How to get unique values from each column based on a condition?

I have been trying to find an optimal solution to select unique values from each column. My problem is I don't know column names in advance since different table has different number of columns. So first, I have to find column names and I could use below query to do it:
select column_name from information_schema.columns
where table_name='m0301010000_ds' and column_name like 'c%'
Sample output for column names:
c1, c2a, c2b, c2c, c2d, c2e, c2f, c2g, c2h, c2i, c2j, c2k, ...
Then I would use returned column names to get unique/distinct value in each column and not just distinct row.
I know a simplest and lousy way is to write select distict column_name from table where column_name = 'something' for every single column (around 20-50 times) and its very time consuming too. Since I can't use more than one distinct per column_name, I am stuck with this old school solution.
I am sure there would be a faster and elegant way to achieve this, and I just couldn't figure how. I will really appreciate any help on this.
You can't just return rows, since distinct values don't go together any more.
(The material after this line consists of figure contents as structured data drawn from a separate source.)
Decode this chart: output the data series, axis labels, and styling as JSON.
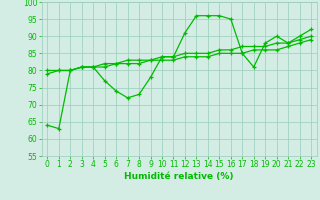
{
  "x": [
    0,
    1,
    2,
    3,
    4,
    5,
    6,
    7,
    8,
    9,
    10,
    11,
    12,
    13,
    14,
    15,
    16,
    17,
    18,
    19,
    20,
    21,
    22,
    23
  ],
  "y_data": [
    64,
    63,
    80,
    81,
    81,
    77,
    74,
    72,
    73,
    78,
    84,
    84,
    91,
    96,
    96,
    96,
    95,
    85,
    81,
    88,
    90,
    88,
    90,
    92
  ],
  "y_trend1": [
    80,
    80,
    80,
    81,
    81,
    81,
    82,
    82,
    82,
    83,
    83,
    83,
    84,
    84,
    84,
    85,
    85,
    85,
    86,
    86,
    86,
    87,
    88,
    89
  ],
  "y_trend2": [
    79,
    80,
    80,
    81,
    81,
    82,
    82,
    83,
    83,
    83,
    84,
    84,
    85,
    85,
    85,
    86,
    86,
    87,
    87,
    87,
    88,
    88,
    89,
    90
  ],
  "line_color": "#00bb00",
  "bg_color": "#d4ede4",
  "grid_color": "#99ccbb",
  "xlabel": "Humidité relative (%)",
  "ylim": [
    55,
    100
  ],
  "xlim": [
    -0.5,
    23.5
  ],
  "yticks": [
    55,
    60,
    65,
    70,
    75,
    80,
    85,
    90,
    95,
    100
  ],
  "xticks": [
    0,
    1,
    2,
    3,
    4,
    5,
    6,
    7,
    8,
    9,
    10,
    11,
    12,
    13,
    14,
    15,
    16,
    17,
    18,
    19,
    20,
    21,
    22,
    23
  ],
  "xlabel_fontsize": 6.5,
  "tick_fontsize": 5.5
}
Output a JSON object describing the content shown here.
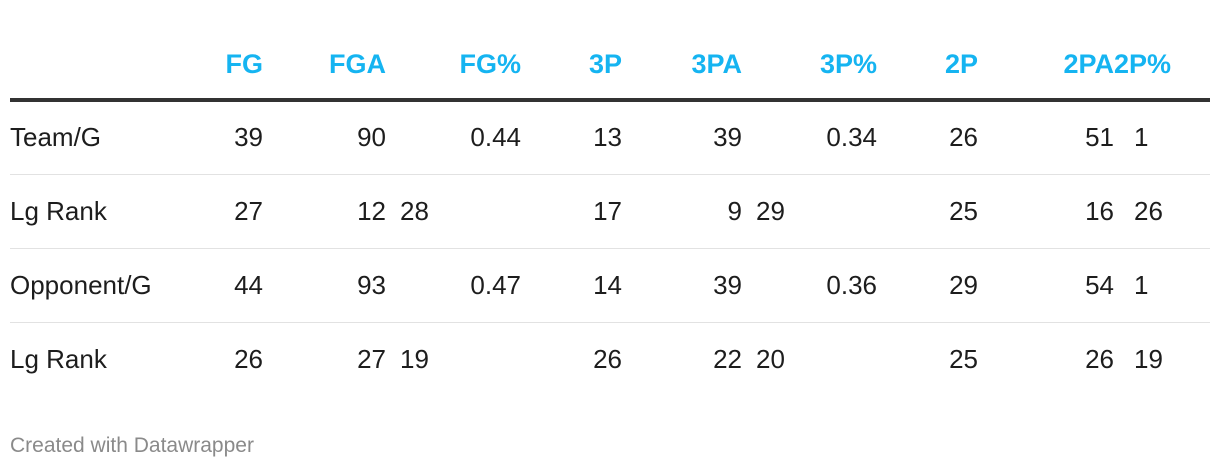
{
  "chart_data": {
    "type": "table",
    "columns": [
      "",
      "FG",
      "FGA",
      "FG%",
      "3P",
      "3PA",
      "3P%",
      "2P",
      "2PA",
      "2P%"
    ],
    "rows": [
      {
        "label": "Team/G",
        "values": [
          "39",
          "90",
          "0.44",
          "13",
          "39",
          "0.34",
          "26",
          "51",
          "1"
        ]
      },
      {
        "label": "Lg Rank",
        "values": [
          "27",
          "12",
          "28",
          "17",
          "9",
          "29",
          "25",
          "16",
          "26"
        ]
      },
      {
        "label": "Opponent/G",
        "values": [
          "44",
          "93",
          "0.47",
          "14",
          "39",
          "0.36",
          "29",
          "54",
          "1"
        ]
      },
      {
        "label": "Lg Rank",
        "values": [
          "26",
          "27",
          "19",
          "26",
          "22",
          "20",
          "25",
          "26",
          "19"
        ]
      }
    ]
  },
  "footer": {
    "credit": "Created with Datawrapper"
  },
  "colors": {
    "header_text": "#15b4f1",
    "body_text": "#1d1d1d",
    "header_rule": "#333333",
    "row_rule": "#e2e2e2",
    "footer_text": "#8a8a8a"
  }
}
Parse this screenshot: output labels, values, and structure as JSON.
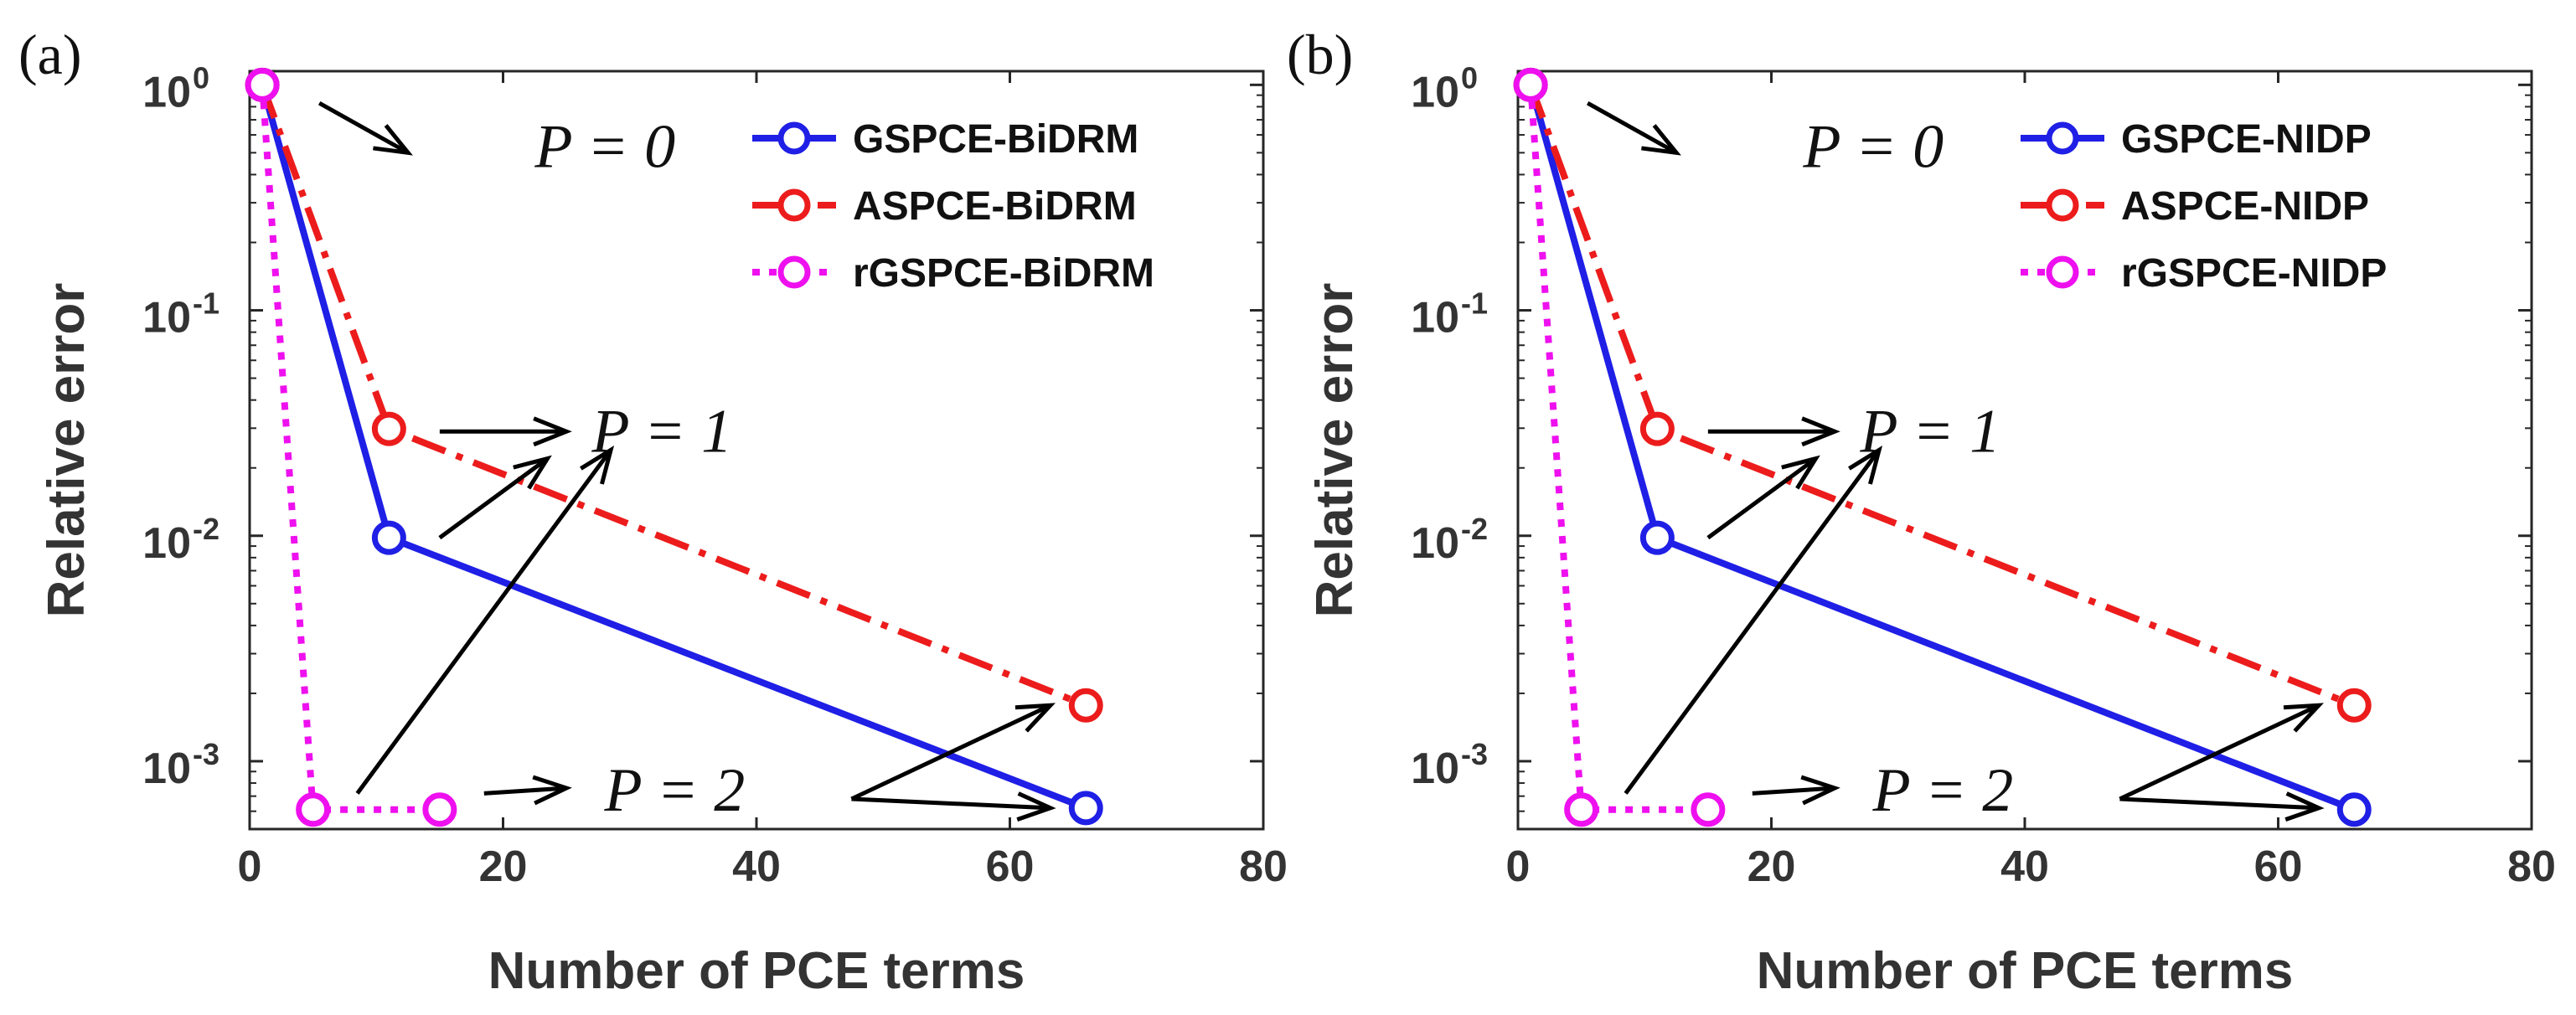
{
  "chart_data": [
    {
      "type": "line",
      "panel_label": "(a)",
      "xlabel": "Number of PCE terms",
      "ylabel": "Relative error",
      "xlim": [
        0,
        80
      ],
      "ylim": [
        0.0005,
        1.15
      ],
      "yscale": "log",
      "grid": false,
      "legend_position": "top-right",
      "x_ticks": [
        0,
        20,
        40,
        60,
        80
      ],
      "x_tick_labels": [
        "0",
        "20",
        "40",
        "60",
        "80"
      ],
      "y_ticks": [
        {
          "value": 1,
          "base": "10",
          "exp": "0"
        },
        {
          "value": 0.1,
          "base": "10",
          "exp": "-1"
        },
        {
          "value": 0.01,
          "base": "10",
          "exp": "-2"
        },
        {
          "value": 0.001,
          "base": "10",
          "exp": "-3"
        }
      ],
      "series": [
        {
          "name": "GSPCE-BiDRM",
          "color": "#1f1fe6",
          "style": "solid",
          "x": [
            1,
            11,
            66
          ],
          "values": [
            1.0,
            0.0098,
            0.00062
          ]
        },
        {
          "name": "ASPCE-BiDRM",
          "color": "#ec1c1c",
          "style": "dashdot",
          "x": [
            1,
            11,
            66
          ],
          "values": [
            1.0,
            0.0298,
            0.00177
          ]
        },
        {
          "name": "rGSPCE-BiDRM",
          "color": "#ee10ee",
          "style": "dotted",
          "x": [
            1,
            5,
            15
          ],
          "values": [
            1.0,
            0.00061,
            0.00061
          ]
        }
      ],
      "annotations": [
        {
          "text": "P = 0",
          "x": 22.5,
          "y": 0.53
        },
        {
          "text": "P = 1",
          "x": 27,
          "y": 0.029
        },
        {
          "text": "P = 2",
          "x": 28,
          "y": 0.00074
        }
      ]
    },
    {
      "type": "line",
      "panel_label": "(b)",
      "xlabel": "Number of PCE terms",
      "ylabel": "Relative error",
      "xlim": [
        0,
        80
      ],
      "ylim": [
        0.0005,
        1.15
      ],
      "yscale": "log",
      "grid": false,
      "legend_position": "top-right",
      "x_ticks": [
        0,
        20,
        40,
        60,
        80
      ],
      "x_tick_labels": [
        "0",
        "20",
        "40",
        "60",
        "80"
      ],
      "y_ticks": [
        {
          "value": 1,
          "base": "10",
          "exp": "0"
        },
        {
          "value": 0.1,
          "base": "10",
          "exp": "-1"
        },
        {
          "value": 0.01,
          "base": "10",
          "exp": "-2"
        },
        {
          "value": 0.001,
          "base": "10",
          "exp": "-3"
        }
      ],
      "series": [
        {
          "name": "GSPCE-NIDP",
          "color": "#1f1fe6",
          "style": "solid",
          "x": [
            1,
            11,
            66
          ],
          "values": [
            1.0,
            0.0098,
            0.00061
          ]
        },
        {
          "name": "ASPCE-NIDP",
          "color": "#ec1c1c",
          "style": "dashdot",
          "x": [
            1,
            11,
            66
          ],
          "values": [
            1.0,
            0.0298,
            0.00177
          ]
        },
        {
          "name": "rGSPCE-NIDP",
          "color": "#ee10ee",
          "style": "dotted",
          "x": [
            1,
            5,
            15
          ],
          "values": [
            1.0,
            0.00061,
            0.00061
          ]
        }
      ],
      "annotations": [
        {
          "text": "P = 0",
          "x": 22.5,
          "y": 0.53
        },
        {
          "text": "P = 1",
          "x": 27,
          "y": 0.029
        },
        {
          "text": "P = 2",
          "x": 28,
          "y": 0.00074
        }
      ]
    }
  ]
}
You could return arrays, which can be had simpler than you may have expected:
SELECT array_agg(DISTINCT c1) AS c1_arr
,array_agg(DISTINCT c2a) AS c2a_arr
,array_agg(DISTINCT c2b) AS c2ba_arr
, ...
FROM m0301010000_ds;
This returns distinct values per column. One array (possibly big) for each column. All connections between values in columns (what used to be in the same row) are lost in the output.
Build SQL automatically
CREATE OR REPLACE FUNCTION f_build_sql_for_dist_vals(_tbl regclass)
RETURNS text AS
$func$
SELECT 'SELECT ' || string_agg(format('array_agg(DISTINCT %1$I) AS %1$I_arr'
, attname)
, E'\n ,' ORDER BY attnum)
|| E'\nFROM ' || _tbl
FROM pg_attribute
WHERE attrelid = _tbl -- valid, visible table name
AND attnum >= 1 -- exclude tableoid & friends
AND NOT attisdropped -- exclude dropped columns
$func$ LANGUAGE sql;
Call:
SELECT f_build_sql_for_dist_vals('public.m0301010000_ds');
Returns an SQL string as displayed above.
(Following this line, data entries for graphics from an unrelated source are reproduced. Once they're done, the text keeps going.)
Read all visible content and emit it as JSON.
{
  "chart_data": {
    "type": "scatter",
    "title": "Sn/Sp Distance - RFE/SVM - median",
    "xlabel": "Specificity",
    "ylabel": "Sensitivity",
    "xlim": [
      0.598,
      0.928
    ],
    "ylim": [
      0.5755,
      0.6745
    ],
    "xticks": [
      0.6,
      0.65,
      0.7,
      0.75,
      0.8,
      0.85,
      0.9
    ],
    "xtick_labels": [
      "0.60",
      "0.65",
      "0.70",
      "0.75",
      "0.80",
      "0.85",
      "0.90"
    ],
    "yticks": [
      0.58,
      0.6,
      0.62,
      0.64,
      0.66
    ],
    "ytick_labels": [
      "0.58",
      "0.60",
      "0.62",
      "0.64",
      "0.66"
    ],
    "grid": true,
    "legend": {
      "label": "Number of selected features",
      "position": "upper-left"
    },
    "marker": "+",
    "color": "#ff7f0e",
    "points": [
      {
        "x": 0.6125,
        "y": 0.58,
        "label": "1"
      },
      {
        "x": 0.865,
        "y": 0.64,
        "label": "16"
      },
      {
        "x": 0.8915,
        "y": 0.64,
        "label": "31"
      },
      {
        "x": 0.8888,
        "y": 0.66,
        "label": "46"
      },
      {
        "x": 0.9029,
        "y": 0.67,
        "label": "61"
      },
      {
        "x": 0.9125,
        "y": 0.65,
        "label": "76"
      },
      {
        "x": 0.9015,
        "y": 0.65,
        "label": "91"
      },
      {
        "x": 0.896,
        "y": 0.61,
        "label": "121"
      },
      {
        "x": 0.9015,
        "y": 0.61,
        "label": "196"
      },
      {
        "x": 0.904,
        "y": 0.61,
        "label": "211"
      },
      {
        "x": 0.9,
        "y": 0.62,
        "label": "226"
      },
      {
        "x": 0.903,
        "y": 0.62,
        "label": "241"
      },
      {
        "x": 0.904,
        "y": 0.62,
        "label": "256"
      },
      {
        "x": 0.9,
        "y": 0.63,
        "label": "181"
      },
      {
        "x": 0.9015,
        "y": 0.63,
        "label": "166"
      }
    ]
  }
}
I use the system catalog pg_attribute instead of the information schema. And the object identifier type regclass for the table name. More explanation in this related answer:
PLpgSQL function to find columns with only NULL values in a given table
If you need this in "real time", you won't be able to archive it using a SQL that needs to do a full table scan to archive it.
I would advise you to create a separated table containing the distinct values for each column (initialized with SQL from #Erwin Brandstetter ;) and maintain it using a trigger on the original table.
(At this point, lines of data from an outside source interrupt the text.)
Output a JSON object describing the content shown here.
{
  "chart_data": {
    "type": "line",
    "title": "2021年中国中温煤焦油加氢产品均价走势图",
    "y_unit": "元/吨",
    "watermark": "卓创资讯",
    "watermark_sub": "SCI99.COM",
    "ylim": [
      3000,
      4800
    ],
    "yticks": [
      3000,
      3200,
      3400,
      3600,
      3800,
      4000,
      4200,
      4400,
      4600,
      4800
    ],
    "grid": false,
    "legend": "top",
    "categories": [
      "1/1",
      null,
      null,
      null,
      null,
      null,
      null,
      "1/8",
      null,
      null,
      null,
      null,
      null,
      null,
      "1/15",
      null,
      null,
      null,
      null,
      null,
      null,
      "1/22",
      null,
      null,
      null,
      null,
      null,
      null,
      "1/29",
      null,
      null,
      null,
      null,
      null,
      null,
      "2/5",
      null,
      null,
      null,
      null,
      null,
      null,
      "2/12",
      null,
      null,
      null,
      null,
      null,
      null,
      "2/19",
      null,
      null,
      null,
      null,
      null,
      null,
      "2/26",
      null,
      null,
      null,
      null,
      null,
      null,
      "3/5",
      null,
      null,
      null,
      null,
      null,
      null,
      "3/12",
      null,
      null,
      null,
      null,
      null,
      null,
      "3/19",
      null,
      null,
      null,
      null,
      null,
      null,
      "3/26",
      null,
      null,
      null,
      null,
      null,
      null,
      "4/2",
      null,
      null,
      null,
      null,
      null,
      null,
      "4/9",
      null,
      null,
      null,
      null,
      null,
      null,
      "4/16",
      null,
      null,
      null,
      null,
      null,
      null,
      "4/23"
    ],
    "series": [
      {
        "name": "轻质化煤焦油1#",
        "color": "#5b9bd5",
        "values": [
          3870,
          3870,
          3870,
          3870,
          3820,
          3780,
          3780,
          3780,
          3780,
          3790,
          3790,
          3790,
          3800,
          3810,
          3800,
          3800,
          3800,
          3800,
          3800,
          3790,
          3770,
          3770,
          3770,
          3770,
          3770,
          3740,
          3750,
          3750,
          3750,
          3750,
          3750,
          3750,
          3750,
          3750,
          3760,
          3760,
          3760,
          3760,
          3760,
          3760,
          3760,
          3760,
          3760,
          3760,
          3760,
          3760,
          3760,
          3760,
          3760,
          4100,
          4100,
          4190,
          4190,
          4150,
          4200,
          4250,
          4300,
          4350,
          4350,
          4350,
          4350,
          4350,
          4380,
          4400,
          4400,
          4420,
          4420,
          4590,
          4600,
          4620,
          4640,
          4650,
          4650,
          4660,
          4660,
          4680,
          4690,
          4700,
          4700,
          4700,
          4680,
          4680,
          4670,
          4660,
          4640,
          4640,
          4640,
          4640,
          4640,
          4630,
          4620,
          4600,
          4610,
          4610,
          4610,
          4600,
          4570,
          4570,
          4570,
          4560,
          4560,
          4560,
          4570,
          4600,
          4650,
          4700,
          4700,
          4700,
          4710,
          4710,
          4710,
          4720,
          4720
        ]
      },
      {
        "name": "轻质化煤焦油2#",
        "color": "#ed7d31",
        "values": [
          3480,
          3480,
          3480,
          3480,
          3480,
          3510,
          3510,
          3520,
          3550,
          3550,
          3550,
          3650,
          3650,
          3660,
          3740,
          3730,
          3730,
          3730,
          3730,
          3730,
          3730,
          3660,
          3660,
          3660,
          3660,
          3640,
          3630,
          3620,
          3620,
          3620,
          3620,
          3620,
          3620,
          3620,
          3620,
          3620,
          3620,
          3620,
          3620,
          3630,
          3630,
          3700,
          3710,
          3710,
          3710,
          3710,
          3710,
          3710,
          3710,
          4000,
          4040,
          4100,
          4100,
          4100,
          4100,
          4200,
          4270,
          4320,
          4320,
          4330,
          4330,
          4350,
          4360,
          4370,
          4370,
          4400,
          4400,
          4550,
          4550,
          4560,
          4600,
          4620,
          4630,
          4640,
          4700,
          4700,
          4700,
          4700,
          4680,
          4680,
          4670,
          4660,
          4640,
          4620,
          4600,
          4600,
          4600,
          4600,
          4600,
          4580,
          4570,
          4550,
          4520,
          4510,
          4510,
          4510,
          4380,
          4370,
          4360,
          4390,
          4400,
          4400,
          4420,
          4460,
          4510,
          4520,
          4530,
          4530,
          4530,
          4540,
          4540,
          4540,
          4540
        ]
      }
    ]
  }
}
Your new table will have one column per field. # of row will be equals to the max number of distinct values for one field.
For on insert: for each field to maintain check if that value is already there or not. If not, add it.
For on update: for each field to maintain that has old value != from new value, check if the new value is already there or not. If not, add it. Regarding the old value, check if any other row has that value, and if not, remove it from the list (set field to null).
For delete : for each field to maintain, check if any other row has that value, and if not, remove it from the list (set value to null).
This way the load mainly moved to the trigger, and the SQL on the value list table will super fast.
P.S.: Make sure to pass all you SQL from trigger to explain plan to make sure they use best index and execution plan as possible. For update/deletion, just check if old value exists (limit 1).